Les nouveaux misérables (suite)

Elle se déshabilla, elle se rhabilla…

Chapitre XXII

Il l’attira vers lui subtilement. Elle ne savait pas comment se comporter. Elle était gauche, maladroite, agitée, elle se déshabilla, se rhabilla, se déshabilla, se rhabilla, encore, plusieurs fois, ne sachant que faire d’elle-même dans ce lieu où la confusion des sentiments allait prendre une place prédominante. 

Rester ou se sauver ? Elle ne choisit ni l’un ni l’autre. Elle se laissa aller sans réfléchir dans le monde de Grabat si différent du sien, où elle savait qu’elle ne serait pas à la place privilégiée que le Grand Architecte lui avait dédiée. Il avait du mal à voir dans la pénombre de la chambre. La lumière du soleil s’infiltrait à travers les volets bleus, la beauté de l’île, le décor des lieux qu’elle avait voulu semblable aux années 50, étaient propices à cet amour inventé ou ressenti.

Ovate s’était déjà envolée.
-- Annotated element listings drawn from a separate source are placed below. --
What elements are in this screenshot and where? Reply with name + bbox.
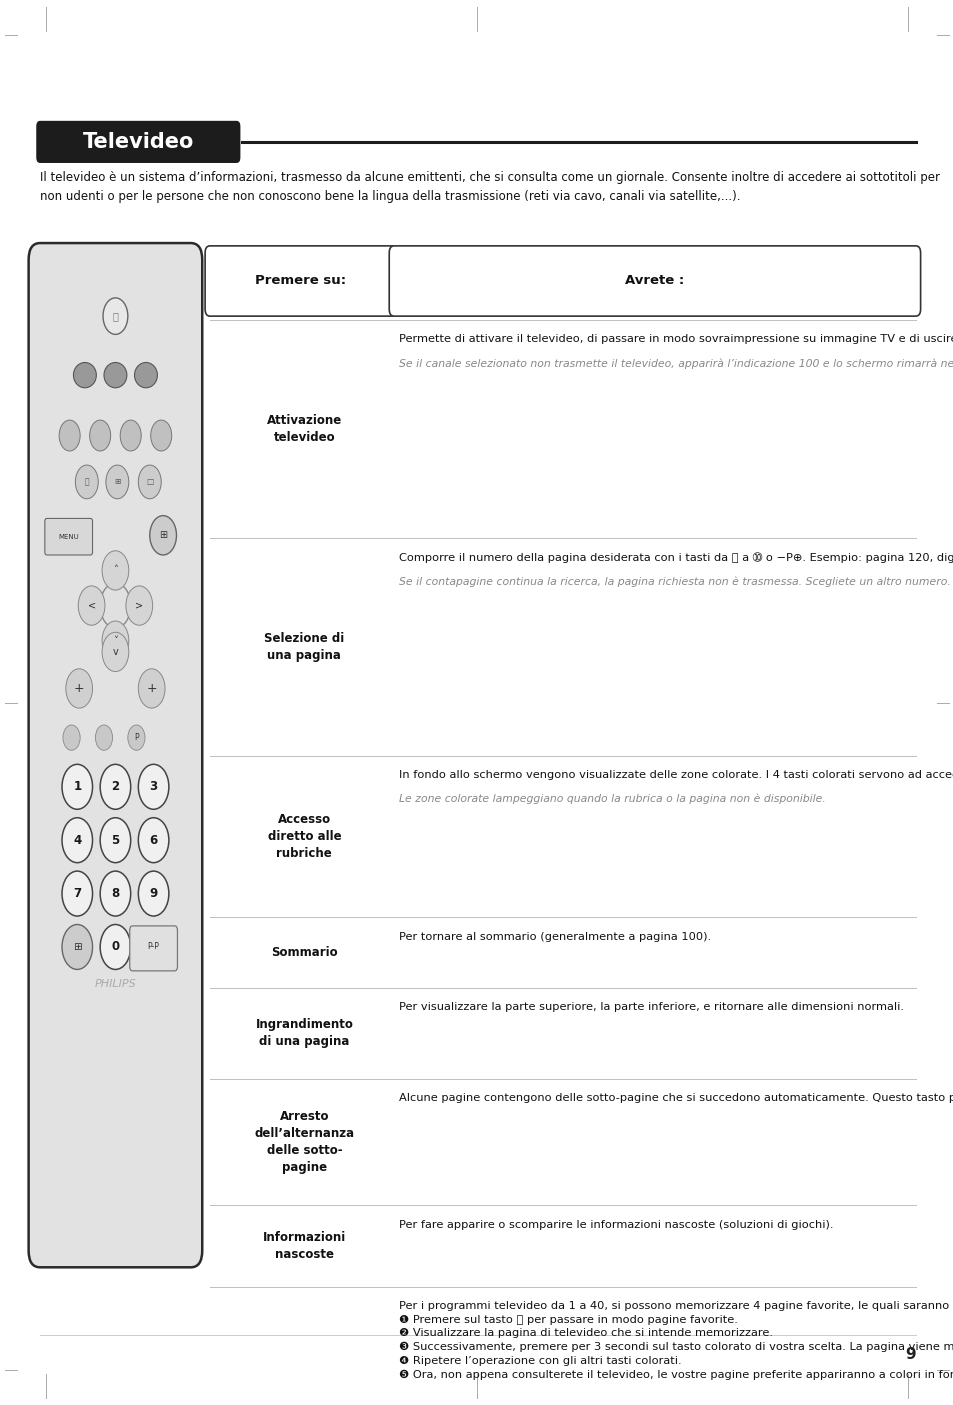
Text: Alcune pagine contengono delle sotto-pagine che si succedono automaticamente. Qu: Alcune pagine contengono delle sotto-pag… xyxy=(398,1093,953,1103)
Text: 0: 0 xyxy=(112,940,119,954)
Text: Permette di attivare il televideo, di passare in modo sovraimpressione su immagi: Permette di attivare il televideo, di pa… xyxy=(398,334,953,344)
Text: Per tornare al sommario (generalmente a pagina 100).: Per tornare al sommario (generalmente a … xyxy=(398,932,710,941)
Text: <: < xyxy=(88,600,95,611)
Text: 1: 1 xyxy=(73,780,81,794)
Circle shape xyxy=(102,551,129,590)
Circle shape xyxy=(103,298,128,334)
Circle shape xyxy=(62,924,92,969)
Text: MENU: MENU xyxy=(58,534,79,540)
Text: Per i programmi televideo da 1 a 40, si possono memorizzare 4 pagine favorite, l: Per i programmi televideo da 1 a 40, si … xyxy=(398,1301,953,1380)
FancyBboxPatch shape xyxy=(45,518,92,555)
Text: Arresto
dell’alternanza
delle sotto-
pagine: Arresto dell’alternanza delle sotto- pag… xyxy=(254,1110,354,1175)
Circle shape xyxy=(100,924,131,969)
Text: Per fare apparire o scomparire le informazioni nascoste (soluzioni di giochi).: Per fare apparire o scomparire le inform… xyxy=(398,1220,832,1229)
Text: +: + xyxy=(73,681,85,695)
Circle shape xyxy=(138,818,169,863)
Circle shape xyxy=(100,764,131,809)
Circle shape xyxy=(59,420,80,451)
FancyBboxPatch shape xyxy=(389,246,920,316)
Circle shape xyxy=(102,621,129,660)
Text: Premere su:: Premere su: xyxy=(254,274,346,288)
Text: Attivazione
televideo: Attivazione televideo xyxy=(267,414,341,444)
Circle shape xyxy=(75,465,98,499)
Circle shape xyxy=(120,420,141,451)
Text: 8: 8 xyxy=(112,887,119,901)
Circle shape xyxy=(95,725,112,750)
Circle shape xyxy=(90,420,111,451)
Text: ⊞: ⊞ xyxy=(114,478,120,486)
Ellipse shape xyxy=(73,362,96,388)
Text: Ⓣ: Ⓣ xyxy=(85,478,89,486)
Text: 2: 2 xyxy=(112,780,119,794)
Text: Ingrandimento
di una pagina: Ingrandimento di una pagina xyxy=(255,1019,353,1048)
Text: Selezione di
una pagina: Selezione di una pagina xyxy=(264,632,344,662)
Circle shape xyxy=(100,818,131,863)
Circle shape xyxy=(106,465,129,499)
Circle shape xyxy=(63,725,80,750)
Text: v: v xyxy=(112,646,118,658)
Text: Comporre il numero della pagina desiderata con i tasti da ⓪ a ➉ o −P⊕. Esempio: : Comporre il numero della pagina desidera… xyxy=(398,552,953,563)
Text: 6: 6 xyxy=(150,833,157,847)
Text: □: □ xyxy=(146,478,153,486)
Text: >: > xyxy=(135,600,143,611)
Text: +: + xyxy=(146,681,157,695)
Circle shape xyxy=(138,871,169,916)
Text: 3: 3 xyxy=(150,780,157,794)
Circle shape xyxy=(138,669,165,708)
Circle shape xyxy=(138,465,161,499)
Circle shape xyxy=(126,586,152,625)
Text: Il televideo è un sistema d’informazioni, trasmesso da alcune emittenti, che si : Il televideo è un sistema d’informazioni… xyxy=(40,171,939,202)
Circle shape xyxy=(62,871,92,916)
Text: Per visualizzare la parte superiore, la parte inferiore, e ritornare alle dimens: Per visualizzare la parte superiore, la … xyxy=(398,1002,902,1012)
Text: 4: 4 xyxy=(73,833,81,847)
Text: 5: 5 xyxy=(112,833,119,847)
Text: Avrete :: Avrete : xyxy=(624,274,684,288)
Text: Se il canale selezionato non trasmette il televideo, apparirà l’indicazione 100 : Se il canale selezionato non trasmette i… xyxy=(398,358,953,368)
Text: In fondo allo schermo vengono visualizzate delle zone colorate. I 4 tasti colora: In fondo allo schermo vengono visualizza… xyxy=(398,770,953,780)
Circle shape xyxy=(100,871,131,916)
Circle shape xyxy=(151,420,172,451)
Text: Accesso
diretto alle
rubriche: Accesso diretto alle rubriche xyxy=(267,813,341,860)
Text: Informazioni
nascoste: Informazioni nascoste xyxy=(262,1231,346,1262)
FancyBboxPatch shape xyxy=(205,246,395,316)
FancyBboxPatch shape xyxy=(130,926,177,971)
Ellipse shape xyxy=(134,362,157,388)
Circle shape xyxy=(150,516,176,555)
Text: ⊞: ⊞ xyxy=(159,530,167,541)
Circle shape xyxy=(128,725,145,750)
Text: P-P: P-P xyxy=(148,943,159,951)
Text: P: P xyxy=(134,733,138,742)
Circle shape xyxy=(102,632,129,672)
Ellipse shape xyxy=(104,362,127,388)
Text: ˄: ˄ xyxy=(112,565,118,576)
Text: 7: 7 xyxy=(73,887,81,901)
Text: Televideo: Televideo xyxy=(83,132,193,152)
Text: ⊞: ⊞ xyxy=(72,941,82,953)
Text: 9: 9 xyxy=(904,1347,915,1361)
Text: Sommario: Sommario xyxy=(271,946,337,960)
Text: ˅: ˅ xyxy=(112,635,118,646)
Text: Le zone colorate lampeggiano quando la rubrica o la pagina non è disponibile.: Le zone colorate lampeggiano quando la r… xyxy=(398,794,824,804)
FancyBboxPatch shape xyxy=(36,121,240,163)
Text: PHILIPS: PHILIPS xyxy=(94,978,136,989)
Circle shape xyxy=(100,583,131,628)
FancyBboxPatch shape xyxy=(29,243,202,1267)
Circle shape xyxy=(62,764,92,809)
Circle shape xyxy=(66,669,92,708)
Circle shape xyxy=(78,586,105,625)
Text: Se il contapagine continua la ricerca, la pagina richiesta non è trasmessa. Sceg: Se il contapagine continua la ricerca, l… xyxy=(398,576,949,586)
Text: ⏻: ⏻ xyxy=(112,311,118,322)
Circle shape xyxy=(138,764,169,809)
Text: 9: 9 xyxy=(150,887,157,901)
Circle shape xyxy=(62,818,92,863)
Ses divagations l’avaient emportée dans la peau de tous les personnages des contes et des amours impossibles. En changeant de personnage, elle pouvait se laisser faire sans avoir peur.   

Grabat se montra délicieusement tendre, aimant, affectueux, délicat, il était une mélodie d’une douceur infinie, un élixir d’amour. Il lui chuchotait qu’il était très amoureux, qu’il avait rêvé de ces instants, qu’il était comblé. Elle lui offrit enfin ce baiser Hollywoodien, un baiser, exquis, précieux, suave, le baiser de Scarlett O’hara, un baiser magique qu’elle avait tant imaginé qu’il était devenu le symbole de ces 72 heures. Grabat lui chuchotait encore :

«Ton baiser est une source de vie, il ne me quittera plus. C’est le plus pur, le plus vrai des baisers d’amour que je connaisse. En t’embrassant je te respire, je traverse ton âme complètement. Totalement. »
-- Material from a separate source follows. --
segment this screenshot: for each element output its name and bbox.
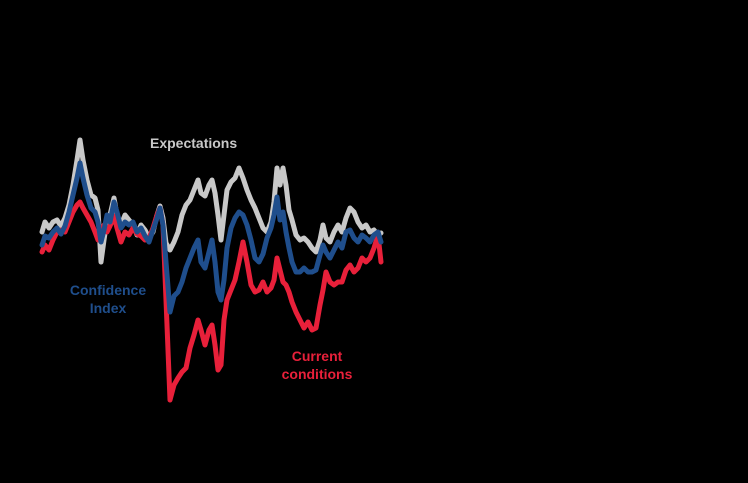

Tous deux se découvraient et se laissaient aller. Ils ne ressentaient aucune gêne, aucun frein. Ils partageaient la fusion de l’amour de Grabat et des désirs d’Ovate. Entre les deux amants tout coulait de source, ils partageaient une complicité spontanée et profonde qui l’étonnait et qui le ravissait. Tout était consenti et désiré. Elle lui rendait ses caresses sa tendresse et ses gestes avec candeur. Ils passèrent ces 72 heures collés l’un à l’autre, enfermés dans la pénombre de la chambre où les rayons du soleil s’éteignaient avec pudeur pour ne pas les déranger.
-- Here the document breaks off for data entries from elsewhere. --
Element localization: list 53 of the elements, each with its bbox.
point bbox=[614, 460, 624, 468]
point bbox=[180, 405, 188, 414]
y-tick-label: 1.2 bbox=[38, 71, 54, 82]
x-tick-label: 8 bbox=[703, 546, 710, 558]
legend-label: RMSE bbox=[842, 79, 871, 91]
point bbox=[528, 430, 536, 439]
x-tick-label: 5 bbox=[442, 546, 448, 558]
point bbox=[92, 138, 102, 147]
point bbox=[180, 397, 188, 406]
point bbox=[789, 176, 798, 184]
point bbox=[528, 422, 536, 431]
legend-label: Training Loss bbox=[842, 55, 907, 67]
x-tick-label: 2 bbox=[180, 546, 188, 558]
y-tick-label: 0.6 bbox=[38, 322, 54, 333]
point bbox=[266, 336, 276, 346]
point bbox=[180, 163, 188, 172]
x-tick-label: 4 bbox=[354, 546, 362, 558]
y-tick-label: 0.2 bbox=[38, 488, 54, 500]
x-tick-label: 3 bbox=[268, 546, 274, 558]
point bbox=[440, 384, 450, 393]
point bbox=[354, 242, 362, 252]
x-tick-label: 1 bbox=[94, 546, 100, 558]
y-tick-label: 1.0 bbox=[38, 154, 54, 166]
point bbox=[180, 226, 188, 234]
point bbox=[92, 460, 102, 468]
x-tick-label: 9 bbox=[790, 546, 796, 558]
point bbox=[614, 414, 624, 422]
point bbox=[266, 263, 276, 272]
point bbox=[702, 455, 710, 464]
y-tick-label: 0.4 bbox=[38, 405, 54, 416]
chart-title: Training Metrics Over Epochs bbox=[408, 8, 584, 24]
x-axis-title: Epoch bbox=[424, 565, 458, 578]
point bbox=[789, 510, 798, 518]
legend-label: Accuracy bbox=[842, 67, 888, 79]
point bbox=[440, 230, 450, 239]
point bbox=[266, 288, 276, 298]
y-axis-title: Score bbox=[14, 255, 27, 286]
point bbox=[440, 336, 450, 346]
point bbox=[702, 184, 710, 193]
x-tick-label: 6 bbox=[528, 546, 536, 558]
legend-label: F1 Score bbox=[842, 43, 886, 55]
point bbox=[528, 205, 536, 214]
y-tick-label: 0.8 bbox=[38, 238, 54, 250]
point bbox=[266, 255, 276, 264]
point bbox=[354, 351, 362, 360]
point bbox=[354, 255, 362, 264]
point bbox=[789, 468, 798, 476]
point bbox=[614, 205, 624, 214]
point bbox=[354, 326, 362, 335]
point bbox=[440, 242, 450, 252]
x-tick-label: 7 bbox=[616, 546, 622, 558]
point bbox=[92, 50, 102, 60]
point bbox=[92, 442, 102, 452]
Elle voyait le visage de Grabat se détendre, il paraissait plus doux plus apaisé. Elle le berçait de mots bleus, elle lui chuchotait des mots, des phrases et des couplets. Il confiait à Ovate que ses paroles, ses gestes, son amour, étaient une première fois dans  sa vie, et il soufflait encore et encore tout son bonheur sur le bord de l’oreille d’Ovate : 

« Comment deux êtres peuvent en moins d’une heure savoir et sentir qu’ils sont l’un à l’autre et que leurs âmes sont soudées comme le Ying et le Yang, le rapport que nous avons nous deux, est extrêmement rare. Nos peaux disparaissent, l’osmose est profonde. Si d’autres y arrivent après des années, ce doit être très rare. Je pense que 95% des humains n’en ont aucune idée ». 

Au cours de ces 72 heures, elle observait cet homme se nourrir d’amour, comme pour faire un stock de sentiments qu’il emporterait avec lui pour mieux vivre, pour mieux guérir. Elle avait du mal à croire à  son  « amour ».  Son attitude ambigüe de ces longs mois d’échanges lui laissait entendre que Grabat voulait vivre son fantasme, un dernier amour, se prouver qu’il pouvait encore émouvoir une femme et qu’elle pourrait l’aimer.

Ovate donnait le change en attendant la fin de l’histoire qui selon elle, serait inéluctable. Cet homme qu’elle découvrait était trop faible pour aller au-delà de ses rêves. Il avait déjà réalisé l’exploit de traverser airs et mers, il avait atteint ses limites.